I'm investigating metal roofing for the log home I'm building. Any opinions or recommendations on what brand? I have literature on Fabral but that's about it.


----------



## tinner666 (Mar 14, 2005)

I do mostly copper, so I'm not familiar with all the metal brands. But check out MBCI. https://www.mbcionline.com/shopping...ect&messageType=OnlineOrderingPageDataDisplay


----------



## Ed the Roofer (Jan 27, 2007)

I always liked Peterson Aluminum Corporation, Pac-Clad, and they sell other metals than just Aluminum.

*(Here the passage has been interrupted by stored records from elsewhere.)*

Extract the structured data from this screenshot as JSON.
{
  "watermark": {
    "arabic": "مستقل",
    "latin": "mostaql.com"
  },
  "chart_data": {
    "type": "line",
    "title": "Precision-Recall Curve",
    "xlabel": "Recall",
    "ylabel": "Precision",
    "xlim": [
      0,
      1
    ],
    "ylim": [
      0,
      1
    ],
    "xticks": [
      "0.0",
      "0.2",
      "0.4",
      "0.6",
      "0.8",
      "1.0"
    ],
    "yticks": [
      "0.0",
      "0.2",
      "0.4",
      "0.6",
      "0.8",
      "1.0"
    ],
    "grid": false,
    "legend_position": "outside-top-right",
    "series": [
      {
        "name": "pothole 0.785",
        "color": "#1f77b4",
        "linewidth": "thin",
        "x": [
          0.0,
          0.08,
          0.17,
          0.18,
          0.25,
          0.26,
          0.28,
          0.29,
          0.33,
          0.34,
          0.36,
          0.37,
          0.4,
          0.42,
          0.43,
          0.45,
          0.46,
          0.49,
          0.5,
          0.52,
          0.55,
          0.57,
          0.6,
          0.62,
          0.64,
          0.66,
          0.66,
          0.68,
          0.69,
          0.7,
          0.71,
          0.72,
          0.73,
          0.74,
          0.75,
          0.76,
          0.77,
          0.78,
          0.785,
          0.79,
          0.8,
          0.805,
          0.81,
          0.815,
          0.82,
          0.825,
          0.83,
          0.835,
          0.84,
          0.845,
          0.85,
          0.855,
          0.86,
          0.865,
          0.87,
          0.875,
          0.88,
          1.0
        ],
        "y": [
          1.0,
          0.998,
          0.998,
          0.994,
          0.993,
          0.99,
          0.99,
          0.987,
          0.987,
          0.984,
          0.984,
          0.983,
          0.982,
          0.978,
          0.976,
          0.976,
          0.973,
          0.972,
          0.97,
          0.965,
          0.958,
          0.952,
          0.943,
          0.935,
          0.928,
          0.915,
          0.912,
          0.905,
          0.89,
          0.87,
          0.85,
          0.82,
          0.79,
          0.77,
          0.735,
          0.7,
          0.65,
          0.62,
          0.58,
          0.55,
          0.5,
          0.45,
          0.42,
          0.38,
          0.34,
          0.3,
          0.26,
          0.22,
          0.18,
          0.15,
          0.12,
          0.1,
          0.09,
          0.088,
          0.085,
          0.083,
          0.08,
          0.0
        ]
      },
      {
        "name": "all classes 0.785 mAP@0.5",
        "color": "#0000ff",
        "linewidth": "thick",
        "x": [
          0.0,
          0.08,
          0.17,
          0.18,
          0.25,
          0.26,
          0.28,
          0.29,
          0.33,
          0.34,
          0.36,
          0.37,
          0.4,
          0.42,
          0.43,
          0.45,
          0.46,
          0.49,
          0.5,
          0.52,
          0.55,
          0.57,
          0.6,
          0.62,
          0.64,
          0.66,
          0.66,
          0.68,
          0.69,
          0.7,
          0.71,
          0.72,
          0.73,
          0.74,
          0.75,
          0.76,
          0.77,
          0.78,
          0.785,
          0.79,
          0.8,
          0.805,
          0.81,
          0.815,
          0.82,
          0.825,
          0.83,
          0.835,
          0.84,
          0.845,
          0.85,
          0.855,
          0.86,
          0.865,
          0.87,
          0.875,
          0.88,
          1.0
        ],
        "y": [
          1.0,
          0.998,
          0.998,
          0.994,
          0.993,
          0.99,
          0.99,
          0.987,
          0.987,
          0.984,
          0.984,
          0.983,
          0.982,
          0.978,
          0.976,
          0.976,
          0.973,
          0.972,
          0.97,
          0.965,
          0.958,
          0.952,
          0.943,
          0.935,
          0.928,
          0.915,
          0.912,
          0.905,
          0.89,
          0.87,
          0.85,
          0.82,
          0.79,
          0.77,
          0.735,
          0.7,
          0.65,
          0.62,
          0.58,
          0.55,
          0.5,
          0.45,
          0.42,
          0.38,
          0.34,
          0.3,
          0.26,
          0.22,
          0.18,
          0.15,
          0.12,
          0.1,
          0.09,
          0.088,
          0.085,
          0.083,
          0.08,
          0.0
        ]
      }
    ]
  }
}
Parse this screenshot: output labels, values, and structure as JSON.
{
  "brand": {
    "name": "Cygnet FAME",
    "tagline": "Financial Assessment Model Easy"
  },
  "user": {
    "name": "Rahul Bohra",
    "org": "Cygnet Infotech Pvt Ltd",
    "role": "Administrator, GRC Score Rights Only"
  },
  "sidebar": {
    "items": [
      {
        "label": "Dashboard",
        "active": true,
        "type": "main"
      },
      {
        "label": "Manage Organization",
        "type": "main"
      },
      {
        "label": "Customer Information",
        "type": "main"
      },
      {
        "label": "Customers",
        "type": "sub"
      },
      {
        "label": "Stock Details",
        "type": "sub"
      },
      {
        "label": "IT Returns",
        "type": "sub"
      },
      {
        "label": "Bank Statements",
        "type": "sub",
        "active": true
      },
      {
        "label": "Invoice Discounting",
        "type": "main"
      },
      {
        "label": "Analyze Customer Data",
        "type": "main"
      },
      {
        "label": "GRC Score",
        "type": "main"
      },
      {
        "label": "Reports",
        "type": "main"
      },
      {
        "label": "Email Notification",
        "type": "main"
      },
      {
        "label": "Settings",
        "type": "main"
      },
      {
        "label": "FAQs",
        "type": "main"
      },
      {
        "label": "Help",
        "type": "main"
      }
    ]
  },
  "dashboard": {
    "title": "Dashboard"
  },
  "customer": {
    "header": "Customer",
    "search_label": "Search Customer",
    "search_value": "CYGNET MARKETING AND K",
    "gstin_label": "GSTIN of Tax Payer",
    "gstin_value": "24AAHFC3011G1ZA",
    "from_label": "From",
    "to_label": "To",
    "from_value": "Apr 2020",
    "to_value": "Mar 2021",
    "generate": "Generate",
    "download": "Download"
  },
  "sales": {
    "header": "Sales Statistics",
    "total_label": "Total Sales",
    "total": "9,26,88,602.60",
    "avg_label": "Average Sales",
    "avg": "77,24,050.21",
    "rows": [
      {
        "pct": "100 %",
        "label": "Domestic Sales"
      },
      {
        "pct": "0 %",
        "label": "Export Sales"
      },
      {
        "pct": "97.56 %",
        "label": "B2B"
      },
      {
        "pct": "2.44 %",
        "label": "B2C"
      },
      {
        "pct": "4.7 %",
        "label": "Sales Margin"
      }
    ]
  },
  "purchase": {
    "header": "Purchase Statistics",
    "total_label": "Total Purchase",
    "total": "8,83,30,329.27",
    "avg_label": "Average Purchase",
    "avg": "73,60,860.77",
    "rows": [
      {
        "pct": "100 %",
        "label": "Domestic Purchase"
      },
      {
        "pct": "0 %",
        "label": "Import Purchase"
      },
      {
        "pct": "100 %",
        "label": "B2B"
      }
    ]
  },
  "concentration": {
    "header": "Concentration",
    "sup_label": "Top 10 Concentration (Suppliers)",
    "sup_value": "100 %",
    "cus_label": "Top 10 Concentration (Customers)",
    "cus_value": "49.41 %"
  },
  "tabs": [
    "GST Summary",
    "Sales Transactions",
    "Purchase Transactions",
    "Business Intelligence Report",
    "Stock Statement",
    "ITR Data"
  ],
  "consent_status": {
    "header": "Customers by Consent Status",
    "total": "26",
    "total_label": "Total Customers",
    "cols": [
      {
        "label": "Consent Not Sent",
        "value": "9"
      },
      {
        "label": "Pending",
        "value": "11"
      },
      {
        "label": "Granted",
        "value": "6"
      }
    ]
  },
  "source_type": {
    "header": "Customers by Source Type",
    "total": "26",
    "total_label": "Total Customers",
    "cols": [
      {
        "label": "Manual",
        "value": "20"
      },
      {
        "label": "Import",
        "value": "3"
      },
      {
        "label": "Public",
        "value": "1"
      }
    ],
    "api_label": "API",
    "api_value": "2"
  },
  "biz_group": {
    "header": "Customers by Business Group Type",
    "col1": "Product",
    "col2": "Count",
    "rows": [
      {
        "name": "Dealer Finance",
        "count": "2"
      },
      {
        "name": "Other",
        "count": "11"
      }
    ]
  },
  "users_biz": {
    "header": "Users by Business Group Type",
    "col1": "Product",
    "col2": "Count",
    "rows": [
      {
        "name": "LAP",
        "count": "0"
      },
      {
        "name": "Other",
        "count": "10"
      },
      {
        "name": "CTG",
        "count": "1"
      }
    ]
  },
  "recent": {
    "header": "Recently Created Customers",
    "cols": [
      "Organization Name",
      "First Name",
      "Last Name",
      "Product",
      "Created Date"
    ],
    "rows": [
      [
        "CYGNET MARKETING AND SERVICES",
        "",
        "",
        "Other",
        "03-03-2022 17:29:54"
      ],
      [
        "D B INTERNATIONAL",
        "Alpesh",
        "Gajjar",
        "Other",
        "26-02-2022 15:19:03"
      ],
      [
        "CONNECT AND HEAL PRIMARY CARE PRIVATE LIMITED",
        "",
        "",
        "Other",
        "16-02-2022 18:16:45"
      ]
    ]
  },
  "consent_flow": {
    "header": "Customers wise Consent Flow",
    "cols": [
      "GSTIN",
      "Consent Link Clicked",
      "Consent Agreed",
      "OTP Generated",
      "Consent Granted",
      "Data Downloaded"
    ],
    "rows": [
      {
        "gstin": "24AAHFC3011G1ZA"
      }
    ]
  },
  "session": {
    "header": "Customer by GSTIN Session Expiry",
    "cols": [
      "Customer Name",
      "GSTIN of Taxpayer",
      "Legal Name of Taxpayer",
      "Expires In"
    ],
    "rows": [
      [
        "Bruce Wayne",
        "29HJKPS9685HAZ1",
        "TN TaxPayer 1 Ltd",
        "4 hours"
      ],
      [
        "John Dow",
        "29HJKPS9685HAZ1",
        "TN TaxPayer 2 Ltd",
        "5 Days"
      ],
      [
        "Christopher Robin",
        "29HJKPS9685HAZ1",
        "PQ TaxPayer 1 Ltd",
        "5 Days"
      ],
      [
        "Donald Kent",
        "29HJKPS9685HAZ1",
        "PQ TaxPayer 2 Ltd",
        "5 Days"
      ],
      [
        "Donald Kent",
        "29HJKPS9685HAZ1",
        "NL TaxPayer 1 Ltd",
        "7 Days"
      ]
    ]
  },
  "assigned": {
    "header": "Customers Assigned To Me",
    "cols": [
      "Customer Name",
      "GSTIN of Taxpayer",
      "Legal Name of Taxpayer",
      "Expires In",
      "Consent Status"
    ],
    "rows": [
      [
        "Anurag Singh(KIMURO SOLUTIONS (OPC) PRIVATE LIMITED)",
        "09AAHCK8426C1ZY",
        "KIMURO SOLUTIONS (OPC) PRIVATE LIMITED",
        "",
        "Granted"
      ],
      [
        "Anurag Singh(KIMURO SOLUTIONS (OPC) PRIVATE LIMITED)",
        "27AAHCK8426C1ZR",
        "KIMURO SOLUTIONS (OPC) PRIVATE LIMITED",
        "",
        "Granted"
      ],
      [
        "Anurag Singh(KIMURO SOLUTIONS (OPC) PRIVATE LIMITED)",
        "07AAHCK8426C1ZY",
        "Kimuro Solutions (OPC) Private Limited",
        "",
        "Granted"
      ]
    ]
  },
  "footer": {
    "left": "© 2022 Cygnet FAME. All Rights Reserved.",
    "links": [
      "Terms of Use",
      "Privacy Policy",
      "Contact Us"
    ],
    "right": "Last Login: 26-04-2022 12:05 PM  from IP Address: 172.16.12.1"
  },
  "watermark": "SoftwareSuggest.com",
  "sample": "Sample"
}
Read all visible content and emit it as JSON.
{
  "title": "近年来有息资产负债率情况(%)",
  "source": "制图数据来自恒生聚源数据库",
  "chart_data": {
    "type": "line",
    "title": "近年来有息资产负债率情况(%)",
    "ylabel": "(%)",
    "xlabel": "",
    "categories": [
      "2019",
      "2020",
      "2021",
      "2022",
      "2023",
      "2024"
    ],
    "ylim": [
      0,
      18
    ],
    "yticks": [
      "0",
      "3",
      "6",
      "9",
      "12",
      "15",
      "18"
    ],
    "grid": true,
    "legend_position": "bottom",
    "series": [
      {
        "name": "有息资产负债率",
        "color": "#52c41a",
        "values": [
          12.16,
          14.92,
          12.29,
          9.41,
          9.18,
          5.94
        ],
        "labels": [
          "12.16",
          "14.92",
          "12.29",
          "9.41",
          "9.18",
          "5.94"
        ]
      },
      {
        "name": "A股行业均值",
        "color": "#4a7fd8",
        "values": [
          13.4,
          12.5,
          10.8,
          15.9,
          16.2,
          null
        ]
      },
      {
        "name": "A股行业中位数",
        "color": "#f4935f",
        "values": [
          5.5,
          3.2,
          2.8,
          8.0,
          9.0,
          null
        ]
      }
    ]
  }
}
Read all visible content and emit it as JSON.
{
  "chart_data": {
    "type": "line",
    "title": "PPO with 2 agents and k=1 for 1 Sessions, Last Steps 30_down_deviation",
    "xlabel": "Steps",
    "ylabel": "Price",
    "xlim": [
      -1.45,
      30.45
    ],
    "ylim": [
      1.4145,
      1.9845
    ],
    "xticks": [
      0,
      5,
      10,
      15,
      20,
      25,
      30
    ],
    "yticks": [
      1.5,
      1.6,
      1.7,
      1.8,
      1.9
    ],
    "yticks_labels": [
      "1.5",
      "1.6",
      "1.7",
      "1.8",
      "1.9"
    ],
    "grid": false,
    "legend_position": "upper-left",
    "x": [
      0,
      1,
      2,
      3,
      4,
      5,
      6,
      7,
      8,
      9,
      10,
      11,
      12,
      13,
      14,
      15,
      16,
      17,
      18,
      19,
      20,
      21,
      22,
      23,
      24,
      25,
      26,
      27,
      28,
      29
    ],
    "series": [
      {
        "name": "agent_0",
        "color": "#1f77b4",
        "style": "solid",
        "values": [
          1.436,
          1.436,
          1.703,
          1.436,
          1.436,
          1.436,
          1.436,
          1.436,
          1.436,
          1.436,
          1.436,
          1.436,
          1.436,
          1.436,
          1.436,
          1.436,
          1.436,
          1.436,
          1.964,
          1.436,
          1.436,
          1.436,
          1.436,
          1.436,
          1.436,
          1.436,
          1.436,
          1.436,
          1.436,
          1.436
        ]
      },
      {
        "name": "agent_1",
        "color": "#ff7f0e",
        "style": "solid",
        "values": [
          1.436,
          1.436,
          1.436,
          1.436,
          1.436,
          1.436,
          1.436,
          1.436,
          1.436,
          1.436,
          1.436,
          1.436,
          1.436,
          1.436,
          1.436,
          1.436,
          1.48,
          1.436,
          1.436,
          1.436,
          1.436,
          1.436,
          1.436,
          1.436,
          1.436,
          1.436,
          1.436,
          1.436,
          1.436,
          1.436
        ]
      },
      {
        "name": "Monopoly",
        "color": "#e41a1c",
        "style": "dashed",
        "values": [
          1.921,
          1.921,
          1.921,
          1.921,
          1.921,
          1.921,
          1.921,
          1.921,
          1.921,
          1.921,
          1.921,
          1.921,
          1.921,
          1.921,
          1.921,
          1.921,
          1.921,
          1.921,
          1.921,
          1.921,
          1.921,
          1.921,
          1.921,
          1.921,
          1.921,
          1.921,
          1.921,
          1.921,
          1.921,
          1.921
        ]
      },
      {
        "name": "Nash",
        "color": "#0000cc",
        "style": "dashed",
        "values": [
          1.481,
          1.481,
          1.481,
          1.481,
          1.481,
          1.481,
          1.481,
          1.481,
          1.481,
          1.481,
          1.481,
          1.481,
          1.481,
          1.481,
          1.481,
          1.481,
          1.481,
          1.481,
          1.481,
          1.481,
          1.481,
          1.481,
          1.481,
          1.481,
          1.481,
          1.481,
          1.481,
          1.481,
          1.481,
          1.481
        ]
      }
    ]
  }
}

Also, for budgetarry conscious buyers, Berridge makes a good panel, but get the ones with the better Kynar 500 coating applied.

Ed


----------



## Tom Struble (Dec 29, 2008)

there are probably companies that will run off panels right on site check your yellow pages atas international is a company iam familiar with .
kynar 500 finish is the top of the line coating


----------



## roofboy (Jan 18, 2007)

Hello,

We buy most of our coils and flat stock from http://www.custombiltmetals.com/. We have 4 panel machines and two soffit machines. Having these machines makes it easy to run panels to any length. If you do order panels from a company make sure the measurements are correct. I have seen nice roofs that have an ugly ridge because the panel was the wrong size.
Another company we deal with is http://www.aepspan.com/. Most of these panels we put on commecial buildings though.

Keith


----------



## md2lgyk (Jan 6, 2009)

Thanks for all the replies! I am limited to the standing seam style since we want to install solar laminate. I'm still debating whether to try the roof myself.


----------



## OldNBroken (Jun 11, 2008)

Series 300 by Imetco in Atlanta. Far and away the best engineered SS around


----------



## Tom Struble (Dec 29, 2008)

what makes you say that?


----------



## OldNBroken (Jun 11, 2008)

[email protected] said:


> what makes you say that?


many years experience with all the systems above.

For lower-end systems I have a very good relationship with our local custombilt dealer and it is as acceptable a product for those applications as any of the others and more often than not, considerably cheaper. For quality and engineering though, nothing comes close to series 300.


----------



## Tom Struble (Dec 29, 2008)

thanks for the info ill have to check it out


----------